State ex rel. Lee v. Bellefontaine City Board of Education

Holmes, J.,

dissenting. I dissent herein due to the majority’s extremely hypertechnical and ill-advised interpretation of R.C. 3319.11. In my view, the notice concerning the superintendent’s recommendation was sufficient under the statutory requirements and, assuming arguendo that it was not sufficient, the statute fails to provide a remedy therefor.

R.C. 3319.11 mandates that a teacher be provided written notice of *130the superintendent’s recommendation and supporting reasons by the thirtieth day of April. However, the statute does not address the mode of delivery or actual content of the notice.

I believe a superintendent should be allowed to delegate to a school principal the ministerial task under R.C. 3319.11 of giving notice to a teacher of the superintendent’s intention not to recommend a continuing contract. See Peck v. Bd. of Edn. of Yuma Union High School Dist. (App. 1980), 126 Ariz. 113, 612 P. 2d 1076. From the record it is clear that Superintendent Robert W. Carter met with Principal Leonard Gleason to discuss relator’s contract status on April 7, 1982. Both men agreed that a one-year limited probationary contract was warranted. Carter then requested that Gleason meet’ with relator to advise her of the former’s intended recommendation as well as his reasons directed at her professional improvement.

On April 14,1982, Gleason met with relator to discuss her contract. At this meeting relator was told of the superintendent’s proposed recommendation and given an evaluation form which indicated the reasons underlying the recommendation. This written notice was believed by school authorities to satisfy the statute.

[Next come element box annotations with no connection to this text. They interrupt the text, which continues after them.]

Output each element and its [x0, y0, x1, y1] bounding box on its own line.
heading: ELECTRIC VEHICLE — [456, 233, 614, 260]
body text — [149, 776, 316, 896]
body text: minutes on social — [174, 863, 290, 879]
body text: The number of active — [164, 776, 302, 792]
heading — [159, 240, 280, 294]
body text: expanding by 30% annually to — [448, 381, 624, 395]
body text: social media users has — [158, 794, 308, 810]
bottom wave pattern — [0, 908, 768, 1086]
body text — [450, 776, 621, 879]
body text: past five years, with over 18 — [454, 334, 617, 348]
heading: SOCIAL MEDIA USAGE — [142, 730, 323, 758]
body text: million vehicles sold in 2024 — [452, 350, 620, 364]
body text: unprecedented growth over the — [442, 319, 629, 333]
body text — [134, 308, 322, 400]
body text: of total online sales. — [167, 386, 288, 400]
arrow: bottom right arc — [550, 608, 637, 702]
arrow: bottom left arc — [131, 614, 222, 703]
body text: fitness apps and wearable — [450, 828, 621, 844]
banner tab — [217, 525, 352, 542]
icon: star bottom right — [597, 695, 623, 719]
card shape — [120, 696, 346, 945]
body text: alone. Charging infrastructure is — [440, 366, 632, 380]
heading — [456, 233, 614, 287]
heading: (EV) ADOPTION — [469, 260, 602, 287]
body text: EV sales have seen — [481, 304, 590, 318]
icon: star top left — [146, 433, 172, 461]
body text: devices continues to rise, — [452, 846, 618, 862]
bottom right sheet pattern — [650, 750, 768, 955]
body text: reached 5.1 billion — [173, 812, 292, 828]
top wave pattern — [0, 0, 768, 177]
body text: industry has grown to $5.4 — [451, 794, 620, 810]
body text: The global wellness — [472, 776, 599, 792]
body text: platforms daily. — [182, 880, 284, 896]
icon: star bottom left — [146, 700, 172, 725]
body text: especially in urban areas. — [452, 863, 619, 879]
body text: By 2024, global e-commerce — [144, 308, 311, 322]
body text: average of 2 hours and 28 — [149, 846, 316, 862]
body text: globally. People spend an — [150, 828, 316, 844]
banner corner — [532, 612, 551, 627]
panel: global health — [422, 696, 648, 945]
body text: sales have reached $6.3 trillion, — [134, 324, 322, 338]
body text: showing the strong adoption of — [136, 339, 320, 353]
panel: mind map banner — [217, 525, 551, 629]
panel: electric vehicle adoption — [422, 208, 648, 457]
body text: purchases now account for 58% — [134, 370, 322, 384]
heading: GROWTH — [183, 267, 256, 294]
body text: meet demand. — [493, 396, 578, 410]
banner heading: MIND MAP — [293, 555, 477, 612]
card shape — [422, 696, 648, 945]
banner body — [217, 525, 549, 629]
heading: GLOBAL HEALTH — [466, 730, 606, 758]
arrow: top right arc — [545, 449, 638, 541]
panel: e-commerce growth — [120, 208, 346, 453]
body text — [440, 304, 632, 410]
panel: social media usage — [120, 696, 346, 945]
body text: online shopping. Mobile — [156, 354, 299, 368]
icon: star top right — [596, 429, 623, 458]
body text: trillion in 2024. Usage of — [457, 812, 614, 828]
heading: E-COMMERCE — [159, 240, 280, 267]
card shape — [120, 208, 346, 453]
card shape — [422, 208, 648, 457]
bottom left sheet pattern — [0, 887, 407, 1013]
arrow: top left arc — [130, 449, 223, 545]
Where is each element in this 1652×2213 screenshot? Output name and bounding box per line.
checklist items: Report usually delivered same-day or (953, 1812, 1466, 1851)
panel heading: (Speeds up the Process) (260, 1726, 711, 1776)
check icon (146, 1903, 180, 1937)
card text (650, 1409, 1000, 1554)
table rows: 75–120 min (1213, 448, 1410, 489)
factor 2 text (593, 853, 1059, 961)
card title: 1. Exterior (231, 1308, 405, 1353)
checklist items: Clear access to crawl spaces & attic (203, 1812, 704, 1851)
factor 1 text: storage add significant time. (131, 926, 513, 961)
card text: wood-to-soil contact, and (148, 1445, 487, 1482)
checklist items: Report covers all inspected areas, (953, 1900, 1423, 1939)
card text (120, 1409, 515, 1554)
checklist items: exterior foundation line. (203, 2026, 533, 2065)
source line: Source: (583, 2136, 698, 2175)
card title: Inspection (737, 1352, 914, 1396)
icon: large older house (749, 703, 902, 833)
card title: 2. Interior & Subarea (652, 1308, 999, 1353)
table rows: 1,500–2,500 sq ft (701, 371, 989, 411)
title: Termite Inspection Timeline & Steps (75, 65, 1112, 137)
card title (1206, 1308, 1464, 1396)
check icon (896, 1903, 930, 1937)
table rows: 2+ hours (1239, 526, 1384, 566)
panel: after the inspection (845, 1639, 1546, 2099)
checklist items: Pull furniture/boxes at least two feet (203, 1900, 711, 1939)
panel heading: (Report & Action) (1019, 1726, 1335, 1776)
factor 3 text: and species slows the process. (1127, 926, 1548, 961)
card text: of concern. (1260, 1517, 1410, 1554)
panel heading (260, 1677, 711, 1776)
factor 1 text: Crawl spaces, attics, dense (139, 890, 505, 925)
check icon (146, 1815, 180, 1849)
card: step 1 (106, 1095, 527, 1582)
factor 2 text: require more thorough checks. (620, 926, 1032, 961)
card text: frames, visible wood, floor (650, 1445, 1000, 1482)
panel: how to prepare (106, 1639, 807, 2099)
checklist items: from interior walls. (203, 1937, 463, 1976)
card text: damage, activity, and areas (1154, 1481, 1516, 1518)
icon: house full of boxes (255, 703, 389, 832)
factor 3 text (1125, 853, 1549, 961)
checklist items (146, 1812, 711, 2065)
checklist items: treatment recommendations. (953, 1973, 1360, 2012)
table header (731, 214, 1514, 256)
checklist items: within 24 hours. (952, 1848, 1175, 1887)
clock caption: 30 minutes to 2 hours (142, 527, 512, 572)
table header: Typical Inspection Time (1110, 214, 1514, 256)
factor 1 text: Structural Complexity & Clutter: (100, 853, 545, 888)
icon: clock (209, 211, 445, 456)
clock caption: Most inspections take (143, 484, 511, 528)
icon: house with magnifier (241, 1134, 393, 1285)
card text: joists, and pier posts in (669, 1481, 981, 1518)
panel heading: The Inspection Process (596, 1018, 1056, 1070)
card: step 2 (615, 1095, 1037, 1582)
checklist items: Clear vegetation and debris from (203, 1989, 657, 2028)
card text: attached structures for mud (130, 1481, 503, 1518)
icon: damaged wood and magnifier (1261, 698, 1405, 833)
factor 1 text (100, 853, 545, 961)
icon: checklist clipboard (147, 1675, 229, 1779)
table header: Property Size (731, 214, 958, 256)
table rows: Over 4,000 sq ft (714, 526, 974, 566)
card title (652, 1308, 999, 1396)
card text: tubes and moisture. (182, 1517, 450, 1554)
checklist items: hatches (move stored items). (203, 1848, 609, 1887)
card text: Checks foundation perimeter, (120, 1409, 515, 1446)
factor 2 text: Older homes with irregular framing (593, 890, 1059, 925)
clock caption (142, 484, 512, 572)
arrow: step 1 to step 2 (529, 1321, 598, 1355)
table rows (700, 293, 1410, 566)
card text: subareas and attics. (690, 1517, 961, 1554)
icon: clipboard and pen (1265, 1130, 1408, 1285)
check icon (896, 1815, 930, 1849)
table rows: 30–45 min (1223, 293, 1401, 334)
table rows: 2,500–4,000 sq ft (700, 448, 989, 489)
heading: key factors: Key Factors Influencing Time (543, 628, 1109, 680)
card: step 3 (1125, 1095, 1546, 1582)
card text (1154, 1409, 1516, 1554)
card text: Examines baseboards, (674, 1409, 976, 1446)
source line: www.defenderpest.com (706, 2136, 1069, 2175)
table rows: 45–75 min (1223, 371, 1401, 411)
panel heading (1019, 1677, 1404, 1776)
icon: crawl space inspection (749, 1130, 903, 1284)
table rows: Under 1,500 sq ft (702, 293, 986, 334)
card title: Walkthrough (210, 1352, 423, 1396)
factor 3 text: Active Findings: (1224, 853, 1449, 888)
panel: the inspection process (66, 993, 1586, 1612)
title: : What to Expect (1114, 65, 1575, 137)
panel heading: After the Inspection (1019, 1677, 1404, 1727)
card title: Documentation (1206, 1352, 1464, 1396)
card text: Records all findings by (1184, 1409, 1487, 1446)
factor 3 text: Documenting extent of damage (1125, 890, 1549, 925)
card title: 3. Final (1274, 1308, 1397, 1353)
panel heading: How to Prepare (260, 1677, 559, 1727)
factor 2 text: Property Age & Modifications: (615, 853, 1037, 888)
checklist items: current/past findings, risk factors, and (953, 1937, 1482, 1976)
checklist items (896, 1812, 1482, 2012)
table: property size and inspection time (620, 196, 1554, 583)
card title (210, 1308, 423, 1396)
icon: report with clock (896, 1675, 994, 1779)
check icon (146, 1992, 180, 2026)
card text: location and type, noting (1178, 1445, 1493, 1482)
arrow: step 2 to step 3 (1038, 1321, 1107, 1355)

The clear import of this portion of R.C. 3319.11 is to provide a teacher with sufficient notice relative to the superintendent’s proposed recommendation, and the reasons which support such recommendation. Relator was, without a doubt, provided actual notice of these facts. In my view, the notice, which fairly informed her of the superintendent’s recommendation, was reasonably sufficient as it is in substantial compliance with the statute. See Hoover v. Wagner Community School Dist. (S.D. 1984), 342 N.W. 2d 226; Allred v. Little Rock School Dist. (1981), 274 Ark. 414, 625 S.W. 2d 487.

Furthermore, it is my opinion that the court of appeals correctly reversed the trial court’s award of a continuing contract to relator for the simple reason that R.C. 3319.11 does not provide a remedy for any such alleged wrong. The statute grants a continuing contract only if the board of education’s notice is not timely delivered. In pertinent part, the provision states:

“* * * If the board of education does not give such teacher written notice of its action on the superintendent’s recommendation of a limited contract for not to exceed two years before the thirtieth day of April, such teacher is deemed reemployed under a continuing contract * *

In what I consider shallow reasoning, the majority compounds its error by pointing to the last paragraph of the statutory provision in affirming relator’s award of a continuing contract. This paragraph states:

“The failure of a superintendent of schools to make a recommendation to the board of education * * * shall not prejudice or prevent a teacher from being re-employed under * * * a * * * continuing contract * *

Here, however, we are not faced with the failure of a superintendent *131to make a recommendation to the board of education as provided in the statute. Neither party argued that the superintendent failed to make such recommendation. In fact, the record is quite clear that on April 19, 1982 the board voted to accept Superintendent Carter’s recommendation that relator be awarded a limited contract. I simply cannot justify the majority’s conclusion based on a reading of R.C. 3319.11.

Finally, the majority attempts to bolster its decision by stating that the board’s notice of the limited contract itself is not sufficient pursuant to the provision quoted above. I believe all that is statutorily required of the board is to provide written notice to the teacher of its action on the superintendent’s recommendation: namely, whether he or she will be reemployed, by the thirtieth day of April. This court has previously stated that “[w]hile R.C. 3319.11 requires written notice, it does not specify the manner or mode in which it must be served. Under this circumstance, Ohio has long followed the rule set forth in the second paragraph of the syllabus in Moore v. Given (1884), 39 Ohio St. 661, which states ‘[w]here a statute requires notice of a proceeding, but is silent concerning its form or manner of service, actual notice will alone satisfy such requirement.’ ” State, ex rel. Peake, v. Bd. of Edn. (1975), 44 Ohio St. 2d 119, 122 [73 O.O.2d 437], Certainly, the contract suffices as actual notice of the board’s action.

The majority opinion in this regard now seems to mandate that after a board of education votes to accept a superintendent’s recommendation by awarding a limited contract, it must immediately provide the teacher with notice of its action before the limited contract is delivered. This ex post facto notice requirement does not, in any way, assist the aggrieved teacher as the board has already conclusively voted on his or her continuing employment. Based upon the plain language of R.C. 3319.11, the General Assembly did not intend to require the additional and futile act.

Accordingly, I would affirm the judgment of the court of appeals.